The journal OEconomia has a review of the book
Élodie Bertrand, Marie-Xavière Catto and Alicia-Dorothy Mornington (eds), Les limites du marché - La marchandisation de la nature et du corps / The Limits of the Markets - Commodification of Nature and Body, Paris: Mare & Martin, 2020, 320 pages
(From the publisher's page:
"How to limit the market, when its progressive ex tension is now gaining fields which until recently escaped it, such as the body and nature? This question is at the heart of Commodification Studies, studies that focus on the ethical, moral or social problems posed by certain particular markets (surrogacy, organs, environmental services, etc.). Can we escape certain forms of commodification when technical advances have allowed new “objects” to circulate?")
Here is the (16 page) review in OEconomia:
Christian Bessy, “Addressing Moral Concerns Raised by the Market”, Œconomia [Online], 11-2 | 2021, oeconomia/10975 ; DOI: https://doi.org/10.4000/oeconomia.10975
It opens as follows:
"This collective work, which brings together some fifteen contributions, is the result of study days whose main purpose was to debate the commodification of the body and of nature, by crossing disciplinary (philosophy, law, economics) and cultural (Anglo-Saxon and continental) perspectives. Its main interest is to propose a sort of progress report on what is known as commodification studies, which developed in the English-speaking world in the 1980s, largely inspired by the book Contested Commodities by the jurist Margaret Jane Radin (1996). In particular, this stream of research was a reaction to the Law and Economics approach (the Chicago School), which championed the free market. An emblematic example is the article by Elizabeth Landes and Richard Posner (1978), in which they suggested introducing market incentives into the process of adopting new-born babies in order to deal with a baby shortage. The controversies surrounding the emergence of particular markets help to explain the issues involved in regulating these markets and the sometimes alternative solutions that are finally adopted but which may evolve, particularly as a result of globalization.

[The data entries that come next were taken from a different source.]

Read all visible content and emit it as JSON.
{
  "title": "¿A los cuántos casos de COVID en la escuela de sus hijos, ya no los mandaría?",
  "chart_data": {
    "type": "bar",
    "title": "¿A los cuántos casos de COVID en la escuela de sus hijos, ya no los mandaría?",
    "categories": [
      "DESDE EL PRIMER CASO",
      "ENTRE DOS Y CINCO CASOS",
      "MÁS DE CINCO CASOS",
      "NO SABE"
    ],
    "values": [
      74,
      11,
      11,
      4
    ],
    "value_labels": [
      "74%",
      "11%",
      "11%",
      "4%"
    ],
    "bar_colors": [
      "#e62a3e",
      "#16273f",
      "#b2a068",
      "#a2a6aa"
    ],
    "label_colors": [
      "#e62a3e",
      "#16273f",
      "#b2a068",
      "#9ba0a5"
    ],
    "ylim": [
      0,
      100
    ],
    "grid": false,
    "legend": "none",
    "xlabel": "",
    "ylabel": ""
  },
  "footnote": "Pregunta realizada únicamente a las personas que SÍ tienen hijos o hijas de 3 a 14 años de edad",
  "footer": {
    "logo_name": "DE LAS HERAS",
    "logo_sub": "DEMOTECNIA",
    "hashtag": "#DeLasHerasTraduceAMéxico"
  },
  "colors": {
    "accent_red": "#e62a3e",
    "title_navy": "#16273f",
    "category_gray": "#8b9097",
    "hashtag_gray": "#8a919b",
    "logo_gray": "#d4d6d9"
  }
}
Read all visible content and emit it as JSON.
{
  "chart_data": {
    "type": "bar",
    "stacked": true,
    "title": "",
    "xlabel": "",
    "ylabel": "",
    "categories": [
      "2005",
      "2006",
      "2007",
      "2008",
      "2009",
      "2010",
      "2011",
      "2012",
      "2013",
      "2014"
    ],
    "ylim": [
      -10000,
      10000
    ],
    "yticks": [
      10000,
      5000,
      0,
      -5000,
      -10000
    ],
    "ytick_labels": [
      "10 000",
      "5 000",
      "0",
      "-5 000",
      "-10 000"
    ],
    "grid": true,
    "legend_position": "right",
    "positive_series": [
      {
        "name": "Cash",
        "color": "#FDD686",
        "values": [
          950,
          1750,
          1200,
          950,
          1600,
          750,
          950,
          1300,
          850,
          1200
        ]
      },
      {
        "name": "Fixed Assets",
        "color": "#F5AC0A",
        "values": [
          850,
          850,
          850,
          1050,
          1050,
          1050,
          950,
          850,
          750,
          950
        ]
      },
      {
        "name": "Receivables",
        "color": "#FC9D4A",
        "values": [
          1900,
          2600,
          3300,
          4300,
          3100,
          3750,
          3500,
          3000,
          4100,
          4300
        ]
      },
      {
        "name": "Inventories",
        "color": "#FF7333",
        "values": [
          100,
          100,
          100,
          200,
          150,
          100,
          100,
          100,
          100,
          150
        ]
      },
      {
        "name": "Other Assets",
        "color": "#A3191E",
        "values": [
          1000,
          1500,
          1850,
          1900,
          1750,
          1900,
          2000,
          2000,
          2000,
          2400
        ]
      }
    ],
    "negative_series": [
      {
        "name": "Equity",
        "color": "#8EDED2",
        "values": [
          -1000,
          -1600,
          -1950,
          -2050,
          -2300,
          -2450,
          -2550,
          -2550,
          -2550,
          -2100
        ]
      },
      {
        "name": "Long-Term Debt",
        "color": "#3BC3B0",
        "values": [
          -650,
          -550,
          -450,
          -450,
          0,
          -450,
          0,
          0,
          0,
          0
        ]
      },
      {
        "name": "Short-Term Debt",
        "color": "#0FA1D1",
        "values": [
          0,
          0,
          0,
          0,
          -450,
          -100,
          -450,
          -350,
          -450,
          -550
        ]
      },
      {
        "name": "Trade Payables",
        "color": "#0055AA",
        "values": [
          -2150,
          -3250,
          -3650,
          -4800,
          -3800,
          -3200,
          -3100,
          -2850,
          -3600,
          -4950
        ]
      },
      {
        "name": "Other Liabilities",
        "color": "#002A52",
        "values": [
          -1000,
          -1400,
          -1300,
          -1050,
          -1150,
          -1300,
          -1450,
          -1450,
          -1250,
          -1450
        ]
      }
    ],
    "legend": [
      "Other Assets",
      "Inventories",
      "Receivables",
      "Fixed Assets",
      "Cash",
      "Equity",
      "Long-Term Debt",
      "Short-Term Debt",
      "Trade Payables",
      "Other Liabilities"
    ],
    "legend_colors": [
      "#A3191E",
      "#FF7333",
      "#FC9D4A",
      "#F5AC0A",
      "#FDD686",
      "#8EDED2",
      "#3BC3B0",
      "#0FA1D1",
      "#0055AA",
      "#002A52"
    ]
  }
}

"Other economists have contributed to this reflection, such as Alvin Roth (2007) with his characterization of so-called “repugnant” or “toxic” markets.
"In France, the commodification studies movement has been developed by lawyers specializing in the law of nature (notably MarieAngèle Hermitte, 2016) and by sociologists who have introduced the notion of “contested markets”, in the sense of markets that provoke strong moral controversies. The book Marchés contestés - Quand le marché rencontre la morale (Contested Markets: When the Market Meets Morality), edited by Philippe Steiner and Marie Trespeuch (2014), is a reference, following on from Viviana Zelizer’s original research (1979) on the development of life insurance. The commodification studies movement must also be linked to philosophical reflections on what is a “good”, reflections explored in depth here by Emmanuel Picavet, with a contribution in which he raises the question of freedom and justice.
"It is precisely the intention of The Limits of the Market to start from the most debateable transactions in order to address more generally the relationship between ethics and economics. In so doing, the book deals with the place of law in these exchanges, or with the different conceptions of the legal human person underlying them."